I am facing same error on TPU node. There is any way to setup tpu on TPU node?

import jax.tools.colab_tpu
jax.tools.colab_tpu.setup_tpu()

This is working on TPU node also?

skye commented 1 year ago

import jax.tools.colab_tpu; jax.tools.colab_tpu.setup_tpu() should be all you need to get running on a TPU node on Colab. However, it's very possible there are other bugs once you start running things, as it looks like @krahnikblis is running into.

@krahnikblis, if you can provide an example notebook(s) demonstrating these problems I can try to take a look.

If possible, I also recommend trying Kaggle Notebooks (https://www.kaggle.com/code, click on "New Notebook" near the top). You have to create an account and log in to get accelerator support. Once you do that, there's a new "TPU VM v3-8" accelerator option. This gives you a TPU notebook environment similar to Colab, but using the newer TPU VM architecture. This should be a less buggy, more performant, and overall better experience than the older TPU Node architecture (see this blog post for a brief overview of the difference). I'd be interested to hear your feedback if you give it a shot.

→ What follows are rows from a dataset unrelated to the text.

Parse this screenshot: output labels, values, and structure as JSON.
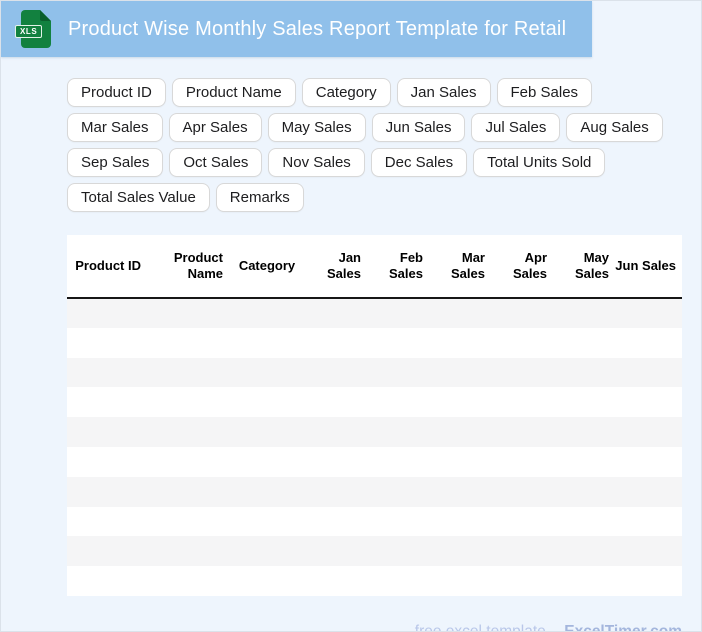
{
  "header": {
    "title": "Product Wise Monthly Sales Report Template for Retail",
    "icon_label": "XLS"
  },
  "column_tags": [
    "Product ID",
    "Product Name",
    "Category",
    "Jan Sales",
    "Feb Sales",
    "Mar Sales",
    "Apr Sales",
    "May Sales",
    "Jun Sales",
    "Jul Sales",
    "Aug Sales",
    "Sep Sales",
    "Oct Sales",
    "Nov Sales",
    "Dec Sales",
    "Total Units Sold",
    "Total Sales Value",
    "Remarks"
  ],
  "table": {
    "columns": [
      {
        "label": "Product ID",
        "align": "right"
      },
      {
        "label": "Product Name",
        "align": "right"
      },
      {
        "label": "Category",
        "align": "center"
      },
      {
        "label": "Jan Sales",
        "align": "right"
      },
      {
        "label": "Feb Sales",
        "align": "right"
      },
      {
        "label": "Mar Sales",
        "align": "right"
      },
      {
        "label": "Apr Sales",
        "align": "right"
      },
      {
        "label": "May Sales",
        "align": "right"
      },
      {
        "label": "Jun Sales",
        "align": "right"
      }
    ],
    "empty_row_count": 10
  },
  "footer": {
    "text": "free excel template -",
    "brand": "ExcelTimer.com"
  },
  "colors": {
    "title_bar": "#90c0ea",
    "page_background": "#eef5fd",
    "icon_green": "#12813f",
    "icon_fold": "#0b5f2d",
    "row_stripe": "#f5f5f6",
    "footer_text": "#b9c7e9",
    "footer_brand": "#a4b6dd"
  }
}
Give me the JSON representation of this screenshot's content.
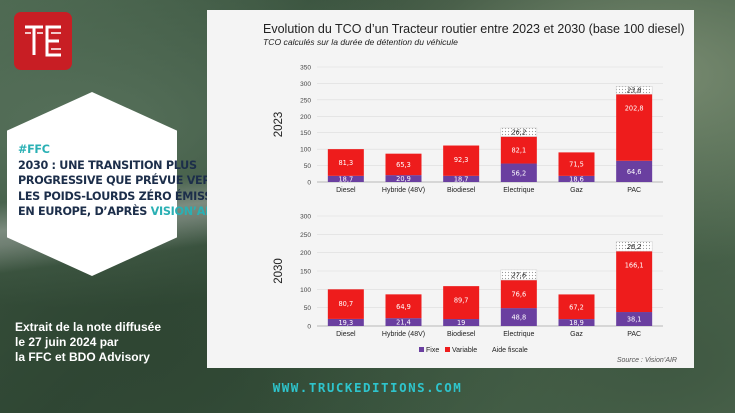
{
  "logo": {
    "letters": "TE",
    "color": "#c81e24"
  },
  "hexagon": {
    "tag": "#FFC",
    "lines": [
      "2030 : UNE TRANSITION PLUS",
      "PROGRESSIVE QUE PRÉVUE VERS",
      "LES POIDS-LOURDS ZÉRO ÉMISSION",
      "EN EUROPE, D’APRÈS"
    ],
    "highlight": "VISION’AIR"
  },
  "extrait": {
    "lines": [
      "Extrait de la note diffusée",
      "le 27 juin 2024 par",
      "la FFC et BDO Advisory"
    ]
  },
  "website": "WWW.TRUCKEDITIONS.COM",
  "chart": {
    "title": "Evolution du TCO d’un Tracteur routier entre 2023 et 2030 (base 100 diesel)",
    "subtitle": "TCO calculés sur la durée de détention du véhicule",
    "source": "Source : Vision’AIR"
  },
  "colors": {
    "fixe": "#6a3fa0",
    "variable": "#ee1c1c",
    "aide": "#ffffff",
    "accent": "#2ec4cc",
    "navy": "#1c2e4a"
  },
  "chart_data": [
    {
      "type": "bar",
      "stacked": true,
      "panel_label": "2023",
      "categories": [
        "Diesel",
        "Hybride (48V)",
        "Biodiesel",
        "Electrique",
        "Gaz",
        "PAC"
      ],
      "ylim": [
        0,
        350
      ],
      "yticks": [
        0,
        50,
        100,
        150,
        200,
        250,
        300,
        350
      ],
      "series": [
        {
          "name": "Fixe",
          "values": [
            18.7,
            20.9,
            18.7,
            56.2,
            18.6,
            64.6
          ],
          "labels": [
            "18,7",
            "20,9",
            "18,7",
            "56,2",
            "18,6",
            "64,6"
          ]
        },
        {
          "name": "Variable",
          "values": [
            81.3,
            65.3,
            92.3,
            82.1,
            71.5,
            202.8
          ],
          "labels": [
            "81,3",
            "65,3",
            "92,3",
            "82,1",
            "71,5",
            "202,8"
          ]
        },
        {
          "name": "Aide fiscale",
          "values": [
            0,
            0,
            0,
            26.2,
            0,
            23.8
          ],
          "labels": [
            "",
            "",
            "",
            "26,2",
            "",
            "23,8"
          ]
        }
      ]
    },
    {
      "type": "bar",
      "stacked": true,
      "panel_label": "2030",
      "categories": [
        "Diesel",
        "Hybride (48V)",
        "Biodiesel",
        "Electrique",
        "Gaz",
        "PAC"
      ],
      "ylim": [
        0,
        300
      ],
      "yticks": [
        0,
        50,
        100,
        150,
        200,
        250,
        300
      ],
      "series": [
        {
          "name": "Fixe",
          "values": [
            19.3,
            21.4,
            19,
            48.8,
            18.9,
            38.1
          ],
          "labels": [
            "19,3",
            "21,4",
            "19",
            "48,8",
            "18,9",
            "38,1"
          ]
        },
        {
          "name": "Variable",
          "values": [
            80.7,
            64.9,
            89.7,
            76.6,
            67.2,
            166.1
          ],
          "labels": [
            "80,7",
            "64,9",
            "89,7",
            "76,6",
            "67,2",
            "166,1"
          ]
        },
        {
          "name": "Aide fiscale",
          "values": [
            0,
            0,
            0,
            27.6,
            0,
            26.2
          ],
          "labels": [
            "",
            "",
            "",
            "27,6",
            "",
            "26,2"
          ]
        }
      ]
    }
  ],
  "legend": {
    "placement": "bottom",
    "items": [
      "Fixe",
      "Variable",
      "Aide fiscale"
    ]
  }
}
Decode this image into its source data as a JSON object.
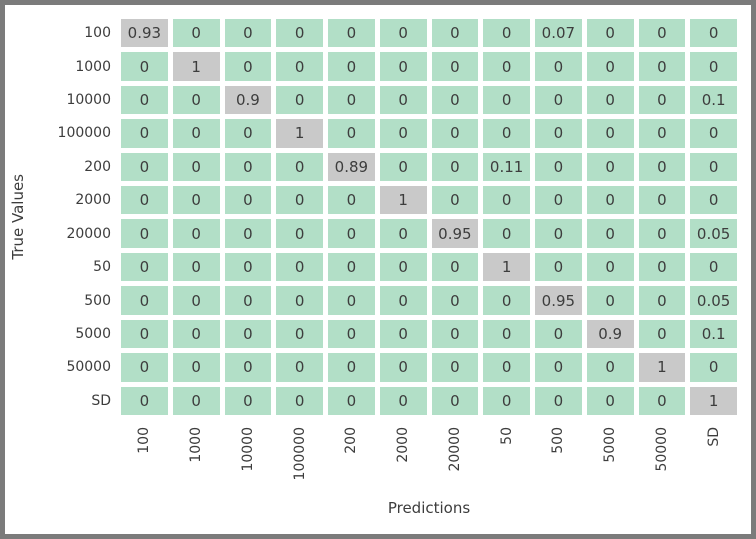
{
  "chart_data": {
    "type": "heatmap",
    "title": "",
    "xlabel": "Predictions",
    "ylabel": "True Values",
    "x_categories": [
      "100",
      "1000",
      "10000",
      "100000",
      "200",
      "2000",
      "20000",
      "50",
      "500",
      "5000",
      "50000",
      "SD"
    ],
    "y_categories": [
      "100",
      "1000",
      "10000",
      "100000",
      "200",
      "2000",
      "20000",
      "50",
      "500",
      "5000",
      "50000",
      "SD"
    ],
    "matrix": [
      [
        0.93,
        0,
        0,
        0,
        0,
        0,
        0,
        0,
        0.07,
        0,
        0,
        0
      ],
      [
        0,
        1,
        0,
        0,
        0,
        0,
        0,
        0,
        0,
        0,
        0,
        0
      ],
      [
        0,
        0,
        0.9,
        0,
        0,
        0,
        0,
        0,
        0,
        0,
        0,
        0.1
      ],
      [
        0,
        0,
        0,
        1,
        0,
        0,
        0,
        0,
        0,
        0,
        0,
        0
      ],
      [
        0,
        0,
        0,
        0,
        0.89,
        0,
        0,
        0.11,
        0,
        0,
        0,
        0
      ],
      [
        0,
        0,
        0,
        0,
        0,
        1,
        0,
        0,
        0,
        0,
        0,
        0
      ],
      [
        0,
        0,
        0,
        0,
        0,
        0,
        0.95,
        0,
        0,
        0,
        0,
        0.05
      ],
      [
        0,
        0,
        0,
        0,
        0,
        0,
        0,
        1,
        0,
        0,
        0,
        0
      ],
      [
        0,
        0,
        0,
        0,
        0,
        0,
        0,
        0,
        0.95,
        0,
        0,
        0.05
      ],
      [
        0,
        0,
        0,
        0,
        0,
        0,
        0,
        0,
        0,
        0.9,
        0,
        0.1
      ],
      [
        0,
        0,
        0,
        0,
        0,
        0,
        0,
        0,
        0,
        0,
        1,
        0
      ],
      [
        0,
        0,
        0,
        0,
        0,
        0,
        0,
        0,
        0,
        0,
        0,
        1
      ]
    ],
    "legend_position": "none",
    "grid": false,
    "palette": {
      "low_cell": "#b2dfc7",
      "high_cell": "#c9c9c9",
      "high_threshold": 0.5,
      "cell_text": "#3d3d3d",
      "tick_text": "#3d3d3d",
      "frame": "#7b7b7b",
      "background": "#ffffff"
    }
  }
}
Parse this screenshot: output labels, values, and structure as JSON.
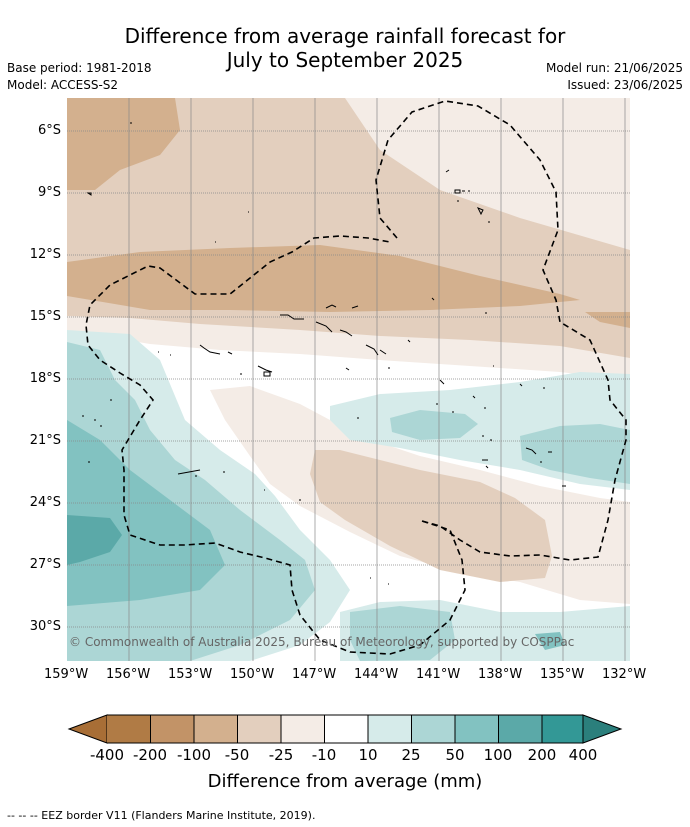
{
  "title_line1": "Difference from average rainfall forecast for",
  "title_line2": "July to September 2025",
  "meta": {
    "base_period": "Base period: 1981-2018",
    "model": "Model: ACCESS-S2",
    "model_run": "Model run: 21/06/2025",
    "issued": "Issued: 23/06/2025"
  },
  "map": {
    "lat_labels": [
      "6°S",
      "9°S",
      "12°S",
      "15°S",
      "18°S",
      "21°S",
      "24°S",
      "27°S",
      "30°S"
    ],
    "lon_labels": [
      "159°W",
      "156°W",
      "153°W",
      "150°W",
      "147°W",
      "144°W",
      "141°W",
      "138°W",
      "135°W",
      "132°W"
    ],
    "copyright": "© Commonwealth of Australia 2025, Bureau of Meteorology, supported by COSPPac"
  },
  "colorbar": {
    "labels": [
      "-400",
      "-200",
      "-100",
      "-50",
      "-25",
      "-10",
      "10",
      "25",
      "50",
      "100",
      "200",
      "400"
    ],
    "colors": [
      "#a86e36",
      "#b07b45",
      "#c29367",
      "#d3b08e",
      "#e3cfbe",
      "#f4ece6",
      "#ffffff",
      "#d6ebea",
      "#acd6d5",
      "#82c2c1",
      "#5ba9a8",
      "#339896",
      "#2b7f7c"
    ],
    "title": "Difference from average (mm)"
  },
  "footnote": "-- -- -- EEZ border V11 (Flanders Marine Institute, 2019)."
}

krahnikblis commented 1 year ago

so yesterday i got a bunch more errors and troubles trying to use a previously-working notebook with TPU. i suspect some change in backend stuff in Colab... the version of Jax that is pre-installed in Colab seems a bit old - version 0.3.25 was what i got when i started a new session, but the latest pypl version is 0.4.1, so i gave that a go. i also noticed that the default value in the setup_tpu function was a driver dated in November. the default with the 0.4.1 version was something in December, but it also didn't work - both versions of Jax and driver defaults gave the same "timed out while waiting for dependency" error and "no TPU devices found". only with 0.4.1 and setting the driver version to "tpu_driver_nightly" worked.

here's what finally worked, yesterday anyway:

!pip install -U jax
import jax.tools.colab_tpu
jax.tools.colab_tpu.setup_tpu(tpu_driver_version='tpu_driver_nightly')
skye commented 1 year ago

In general the driver version should be from the same day that the jaxlib version was released (https://jax.readthedocs.io/en/latest/changelog.html). The tpu_driver_nightly version is automatically updated every night, so I recommend pinning to today's day (which I believe should be the same bits as the nightly, until tomorrow at least) instead of relying on the nightly version.

I would expect all the default versions shipped with Colab to "just work" without having to update anything though. It sounds like maybe we should update the default versions if you find newer versions working better.